Conservation litigation applies environmental liability law to biodiversity conservation contexts—holding parties who harm biodiversity responsible for providing remedies such as restoration, compensation, apologies and investments into education and cultural activities. Many countries have enabling legislation, but these types of lawsuits are rare in most countries and have been infrequently used to protect biodiversity from drivers such as illegal wildlife trade. Yet, these types of cases could be strategically used to provide remedies for cases of egregious harm and help catalyze social change through the power of judicial decisions. The viability of future cases, however, relies heavily on the judges and juries who adjudicate cases. Rather than wait potentially decades for test cases to emerge to help evaluate the success of this strategy, we conducted mock trials and post-trial interviews with Indonesian judges (N = 32), a population that is rarely explored in conservation science.
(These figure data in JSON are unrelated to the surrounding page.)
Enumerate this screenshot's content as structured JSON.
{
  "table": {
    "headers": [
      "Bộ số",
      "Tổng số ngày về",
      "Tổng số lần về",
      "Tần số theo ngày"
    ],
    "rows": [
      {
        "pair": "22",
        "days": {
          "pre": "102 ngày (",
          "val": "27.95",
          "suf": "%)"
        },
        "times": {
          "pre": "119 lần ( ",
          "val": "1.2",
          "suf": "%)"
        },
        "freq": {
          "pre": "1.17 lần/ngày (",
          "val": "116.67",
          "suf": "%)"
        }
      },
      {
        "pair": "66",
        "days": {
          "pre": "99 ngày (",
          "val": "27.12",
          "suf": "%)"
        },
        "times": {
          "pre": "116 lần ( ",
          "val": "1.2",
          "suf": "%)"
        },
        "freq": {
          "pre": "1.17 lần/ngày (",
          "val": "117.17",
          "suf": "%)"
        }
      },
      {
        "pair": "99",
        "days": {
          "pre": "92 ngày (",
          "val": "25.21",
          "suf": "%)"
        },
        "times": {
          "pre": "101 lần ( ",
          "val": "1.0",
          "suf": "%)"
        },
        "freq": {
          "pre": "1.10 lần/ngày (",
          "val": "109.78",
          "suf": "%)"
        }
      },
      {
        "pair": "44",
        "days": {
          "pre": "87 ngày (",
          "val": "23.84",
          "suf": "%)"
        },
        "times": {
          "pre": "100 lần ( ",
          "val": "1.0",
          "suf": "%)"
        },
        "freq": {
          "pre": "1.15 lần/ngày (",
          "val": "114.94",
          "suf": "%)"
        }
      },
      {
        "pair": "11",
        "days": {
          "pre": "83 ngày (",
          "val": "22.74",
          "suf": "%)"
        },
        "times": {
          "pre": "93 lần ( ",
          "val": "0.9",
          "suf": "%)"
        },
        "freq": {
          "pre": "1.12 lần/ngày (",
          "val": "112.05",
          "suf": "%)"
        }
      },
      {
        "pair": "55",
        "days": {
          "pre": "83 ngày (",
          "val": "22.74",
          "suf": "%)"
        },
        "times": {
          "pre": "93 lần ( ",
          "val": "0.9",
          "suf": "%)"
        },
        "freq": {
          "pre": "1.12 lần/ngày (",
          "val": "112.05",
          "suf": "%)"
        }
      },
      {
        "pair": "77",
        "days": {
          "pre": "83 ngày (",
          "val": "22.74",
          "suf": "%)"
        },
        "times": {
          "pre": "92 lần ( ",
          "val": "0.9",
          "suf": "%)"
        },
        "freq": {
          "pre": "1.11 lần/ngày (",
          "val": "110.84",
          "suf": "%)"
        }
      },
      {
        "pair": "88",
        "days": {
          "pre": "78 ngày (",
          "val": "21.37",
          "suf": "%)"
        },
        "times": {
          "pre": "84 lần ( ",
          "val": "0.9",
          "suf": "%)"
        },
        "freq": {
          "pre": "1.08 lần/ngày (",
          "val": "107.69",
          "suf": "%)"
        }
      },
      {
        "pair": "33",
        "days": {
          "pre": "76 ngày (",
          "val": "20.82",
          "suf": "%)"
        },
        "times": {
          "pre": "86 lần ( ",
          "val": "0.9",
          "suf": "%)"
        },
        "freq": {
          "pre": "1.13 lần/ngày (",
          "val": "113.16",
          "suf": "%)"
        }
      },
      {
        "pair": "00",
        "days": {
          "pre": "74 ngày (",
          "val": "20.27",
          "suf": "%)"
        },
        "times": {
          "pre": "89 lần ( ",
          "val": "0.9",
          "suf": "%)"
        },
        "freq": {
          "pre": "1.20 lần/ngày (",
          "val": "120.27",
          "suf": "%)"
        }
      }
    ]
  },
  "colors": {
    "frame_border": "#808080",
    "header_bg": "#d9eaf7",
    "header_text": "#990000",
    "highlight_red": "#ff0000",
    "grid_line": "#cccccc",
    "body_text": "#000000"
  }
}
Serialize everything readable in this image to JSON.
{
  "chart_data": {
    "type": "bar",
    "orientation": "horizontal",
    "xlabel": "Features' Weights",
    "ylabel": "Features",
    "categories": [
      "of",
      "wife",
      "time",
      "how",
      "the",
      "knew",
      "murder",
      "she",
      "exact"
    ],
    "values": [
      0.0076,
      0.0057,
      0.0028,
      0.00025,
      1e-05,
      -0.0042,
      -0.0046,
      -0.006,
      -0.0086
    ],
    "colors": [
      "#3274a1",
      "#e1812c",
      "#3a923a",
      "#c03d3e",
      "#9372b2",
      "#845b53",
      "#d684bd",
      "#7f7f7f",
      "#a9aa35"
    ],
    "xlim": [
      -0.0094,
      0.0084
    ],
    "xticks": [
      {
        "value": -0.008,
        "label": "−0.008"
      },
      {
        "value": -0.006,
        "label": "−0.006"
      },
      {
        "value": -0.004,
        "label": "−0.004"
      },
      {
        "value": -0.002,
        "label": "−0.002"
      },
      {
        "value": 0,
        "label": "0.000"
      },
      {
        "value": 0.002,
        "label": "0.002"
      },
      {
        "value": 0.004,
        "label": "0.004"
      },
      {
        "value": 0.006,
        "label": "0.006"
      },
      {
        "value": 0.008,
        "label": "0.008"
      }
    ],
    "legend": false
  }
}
We presented them with a hypothetical civil lawsuit in a case of illegal tiger trade, which sought to hold the defendant liable for providing 11 different remedies to address the harm purportedly caused by their actions. The results show that judges were very amenable to providing remedies in this type of civil lawsuit; for eight of the 11 claims, over 60% of the respondents indicated each claim would be likely to be accepted. The results also highlighted six key themes important in judicial decision-making, which provide insights for practitioners developing future lawsuits. The results suggest a favorable setting for testing real-world application of liability laws to remedy biodiversity harm, which may become an important part of future environmental governance.